Dirgakkum Korlantas Polri Brigjen Pol. Faizal mengatakan metode tersebut digunakan untuk mengungkap secara detail kronologi hingga faktor penyebab kecelakaan yang menewaskan belasan orang tersebut.
“Kami melaksanakan investigasi melalui Traffic Accident Analysis untuk membuat terang kasus kecelakaan lalu lintas ini. Hasilnya nanti akan dipertanggungjawabkan secara hukum,” ujar Faizal, dikutip Minggu (10/5/2026).
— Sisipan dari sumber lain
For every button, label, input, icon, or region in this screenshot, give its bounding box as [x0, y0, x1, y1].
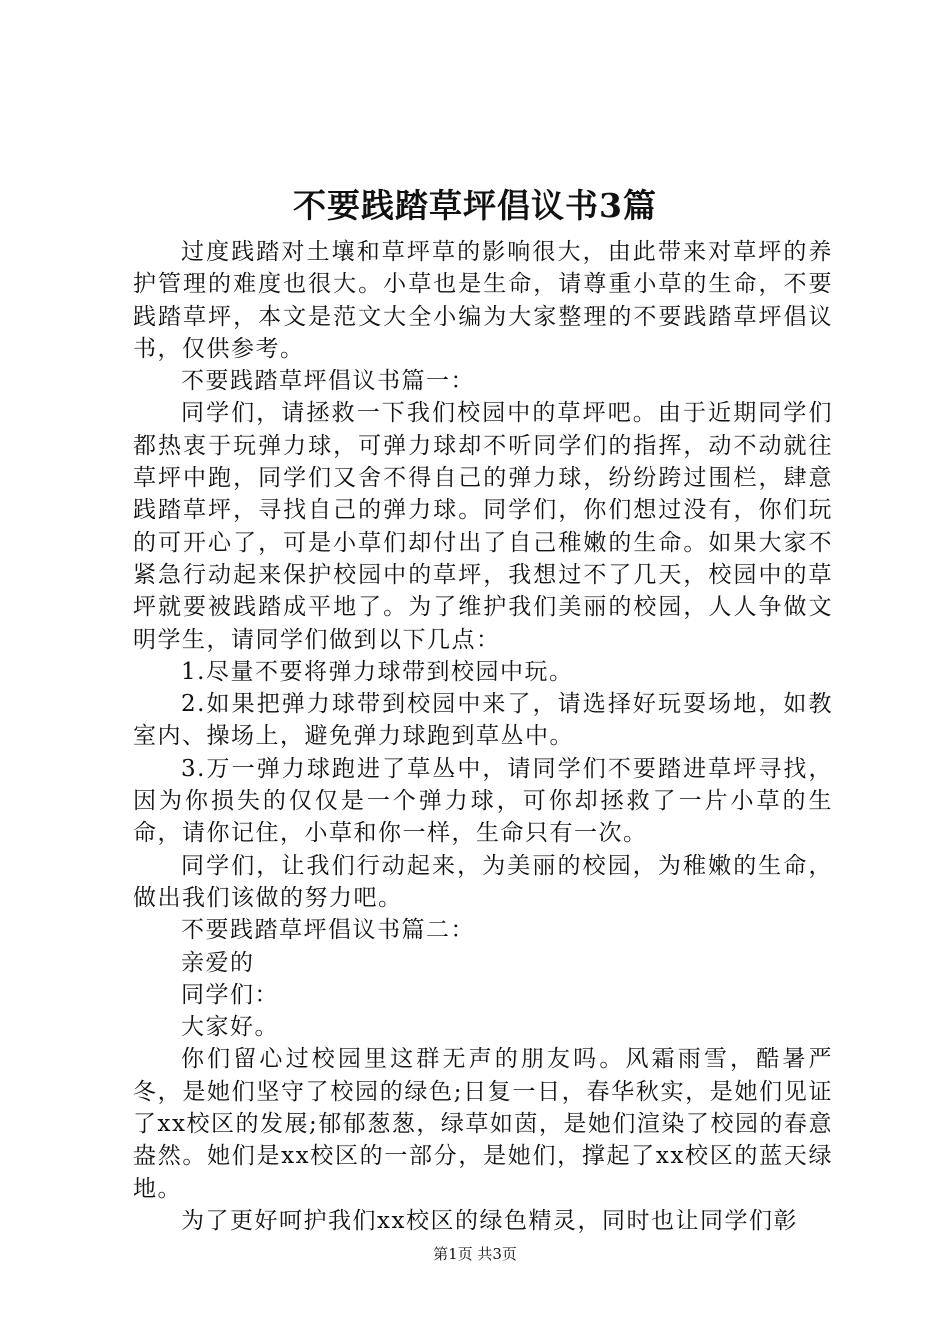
salutation-line-1: 亲爱的 — [181, 949, 255, 976]
paragraph-intro: 过度践踏对土壤和草坪草的影响很大，由此带来对草坪的养护管理的难度也很大。小草也是生命，请尊重小草的生命，不要践踏草坪，本文是范文大全小编为大家整理的不要践踏草坪倡议书，仅供参考。 — [133, 239, 833, 362]
page-footer: 第1页 共3页 — [433, 1245, 517, 1263]
paragraph-2: 你们留心过校园里这群无声的朋友吗。风霜雨雪，酷暑严冬，是她们坚守了校园的绿色;日复一日，春华秋实，是她们见证了xx校区的发展;郁郁葱葱，绿草如茵，是她们渲染了校园的春意盎然。她们是xx校区的一部分，是她们，撑起了xx校区的蓝天绿地。 — [133, 1046, 833, 1202]
section-heading-1: 不要践踏草坪倡议书篇一： — [181, 368, 475, 395]
salutation-line-2: 同学们： — [181, 981, 279, 1008]
list-item-3: 3.万一弹力球跑进了草丛中，请同学们不要踏进草坪寻找，因为你损失的仅仅是一个弹力球，可你却拯救了一片小草的生命，请你记住，小草和你一样，生命只有一次。 — [133, 755, 833, 847]
paragraph-closing-1: 同学们，让我们行动起来，为美丽的校园，为稚嫩的生命，做出我们该做的努力吧。 — [133, 852, 833, 911]
list-item-1: 1.尽量不要将弹力球带到校园中玩。 — [181, 658, 574, 685]
section-heading-2: 不要践踏草坪倡议书篇二： — [181, 917, 475, 944]
greeting-line: 大家好。 — [181, 1014, 279, 1041]
document-title: 不要践踏草坪倡议书3篇 — [293, 186, 657, 225]
paragraph-1: 同学们，请拯救一下我们校园中的草坪吧。由于近期同学们都热衷于玩弹力球，可弹力球却不听同学们的指挥，动不动就往草坪中跑，同学们又舍不得自己的弹力球，纷纷跨过围栏，肆意践踏草坪，寻找自己的弹力球。同学们，你们想过没有，你们玩的可开心了，可是小草们却付出了自己稚嫩的生命。如果大家不紧急行动起来保护校园中的草坪，我想过不了几天，校园中的草坪就要被践踏成平地了。为了维护我们美丽的校园，人人争做文明学生，请同学们做到以下几点： — [133, 400, 833, 653]
document-body — [133, 236, 833, 1237]
list-item-2: 2.如果把弹力球带到校园中来了，请选择好玩耍场地，如教室内、操场上，避免弹力球跑到草丛中。 — [133, 691, 833, 750]
paragraph-3: 为了更好呵护我们xx校区的绿色精灵，同时也让同学们彰 — [181, 1207, 798, 1234]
Menurutnya, teknologi AI dalam sistem TAA mampu merekonstruksi peristiwa kecelakaan secara menyeluruh, mulai dari kondisi sebelum benturan hingga posisi akhir kendaraan setelah insiden terjadi.
“TAA menggunakan teknologi AI untuk mengecek kecepatan kendaraan sebelum, saat, dan setelah kecelakaan. Termasuk kondisi jalan pada saat kejadian juga bisa terlihat,” jelasnya.
Selain melakukan olah tempat kejadian perkara, Korlantas Polri bersama Direktorat Jenderal Perhubungan Darat dan Jasa Raharja turut meninjau langsung lokasi kecelakaan serta korban yang dirawat di RSUD Rupit.
Direktur Jenderal Perhubungan Darat Aan Suhanan menyampaikan belasungkawa atas tragedi tersebut. Ia berharap seluruh korban mendapatkan penanganan terbaik.
“Kami menyampaikan duka mendalam atas kejadian ini. Semoga korban meninggal dunia diterima Allah SWT dan korban yang masih dirawat segera pulih,” kata Aan.
Ia menjelaskan, kecelakaan terjadi sekitar pukul 12.39 WIB dan hingga kini penyebab pasti insiden masih dalam proses pendalaman oleh tim investigasi.
Berdasarkan data sementara, kecelakaan itu mengakibatkan 16 orang meninggal dunia dan empat lainnya mengalami luka-luka.
Sementara itu, Direktur Operasional Jasa Raharja Ariyandi memastikan seluruh korban mendapat jaminan pembiayaan sesuai ketentuan yang berlaku.
Menurutnya, korban luka-luka akan memperoleh jaminan biaya perawatan hingga maksimal Rp20 juta agar dapat segera mendapatkan penanganan medis tanpa hambatan administrasi.
“Untuk korban luka-luka dijamin biaya perawatan oleh Jasa Raharja sampai maksimal Rp20 juta. Sedangkan korban meninggal dunia mendapatkan santunan Rp50 juta untuk ahli waris yang sah,” ujarnya.